Was ist Freundschaft Plus?

„Friends with Benefits oder “F+” sind weitere Bezeichnungen für die “Freundschaft Plus” – ein alternatives Beziehungsmodell, dass jedoch leider selten das hält, was es verspricht. Freundschaft Plus verbindet die Vorzüge einer Freundschaft mit regelmäßiger sexueller Aktivität, tiefe und echte Liebe soll dabei allerdings nicht im Spiel sein. Aus Freundschaft Plus kann eine Liebesbeziehung entstehen, muss es aber nicht. Im Gegensatz zu einer belanglosen Affäre ist ein gewisses Vertrauen, ebenso wie deutlich größere Sympathie und Empathie gegenüber der anderen Person vorhanden.

In der Praxis funktioniert F+ oftmals nicht wirklich, z.B. wenn sich einer der Freunde in den anderen verliebt, gerade weil der Sex vielleicht so intensiv und liebevoll ist. Auch bricht man eigentlich ein Tabu unter Freunden, was dazu führen kann, dass sich Gefühle einstellen, von denen man geglaubt hat, dass sie nicht existieren.

Begriffsdefinition

Man nehme gute oder sogar beste Freunde, die ab einem gewissen Zeitpunkt mehr oder weniger regelmäßigen Sex miteinander haben wollen. Schon ist die Basis für eine Freundschaft Plus gelegt.

Im Allgemeinen lässt der Begriff oberflächliche Bekanntschaften außen vor, es geht wirklich um Personen, die eine innigere und tiefere, freundschaftliche Beziehung zueinander pflegen. Im Laufe der Zeit kann dann der Wunsch entstehen, mit dem guten/besten Freund intim zu werden. Einer der beiden wird das Thema ansprechen und wenn der andere das auch möchte, kann die Freundschaftsbeziehung um das sexuelle Plus erweitert werden.

Beide Personen sollten sich nicht in einer festen Liebespartnerschaft befinden, es sei denn, die jeweiligen Partner sind über die Freundschaft mit Sex im Bilde. Affären bleiben hingegen die persönliche Angelegenheit, die Freunde können unabhängig voneinander mit anderen Personen Sex haben. Wichtig ist, dass die Freundschaft darunter nicht leidet und sie weiterhin gepflegt wird. Man unternimmt also Dinge miteinander oder trifft sich, um gemeinsamen Interessen nachzugehen, sich auszutauschen oder sich gegenseitig zu unterstützen. Gefühle, wie sie für eine Liebesbeziehung typisch sind, kommen im besten Fall nicht auf, auch Eifersüchteleien, Ansprüche oder Verpflichtungen gibt es hier nicht.

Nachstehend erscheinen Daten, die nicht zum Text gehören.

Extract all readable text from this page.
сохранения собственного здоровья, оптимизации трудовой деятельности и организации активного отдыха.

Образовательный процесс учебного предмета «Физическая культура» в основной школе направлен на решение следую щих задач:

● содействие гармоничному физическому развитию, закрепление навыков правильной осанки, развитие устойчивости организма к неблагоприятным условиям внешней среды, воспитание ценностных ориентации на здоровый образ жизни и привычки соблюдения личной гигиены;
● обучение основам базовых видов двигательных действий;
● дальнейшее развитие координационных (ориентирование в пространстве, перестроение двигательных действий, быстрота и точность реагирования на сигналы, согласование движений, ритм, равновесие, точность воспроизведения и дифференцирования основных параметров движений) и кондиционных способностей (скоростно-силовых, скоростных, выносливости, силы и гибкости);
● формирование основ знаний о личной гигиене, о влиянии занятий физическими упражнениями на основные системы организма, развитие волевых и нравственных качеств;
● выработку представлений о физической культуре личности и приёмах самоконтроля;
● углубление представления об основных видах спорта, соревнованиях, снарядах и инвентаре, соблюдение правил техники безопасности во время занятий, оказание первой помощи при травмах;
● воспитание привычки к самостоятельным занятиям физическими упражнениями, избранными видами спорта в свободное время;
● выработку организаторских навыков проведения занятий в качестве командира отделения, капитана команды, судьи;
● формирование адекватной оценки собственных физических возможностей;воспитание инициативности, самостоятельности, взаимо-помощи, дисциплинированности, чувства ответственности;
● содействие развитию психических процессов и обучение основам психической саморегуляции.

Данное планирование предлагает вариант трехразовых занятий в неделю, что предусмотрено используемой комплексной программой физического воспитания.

Freundschaft Plus ist zunächst ein Versuch

Ob sich das Beziehungsmodell F+ für Freunde eignet, muss sich herausstellen. Als erstes ist der Wunsch der Vater des Gedanken. Deshalb muss diese Variante ausprobiert und anschließend besprochen werden. Es kann passieren, dass nach dem „ersten“ Mal für beide schon die Luft für den gemeinsamen Sex raus ist, sich beide oder einer dagegen entscheiden, auch welchen Gründen auch immer. Wie lange Freundschaft Plus funktioniert, ist nicht festgelegt. Eine neue Liebe ändert oftmals alles oder die Freundschaft zerbricht am Sex-Plus.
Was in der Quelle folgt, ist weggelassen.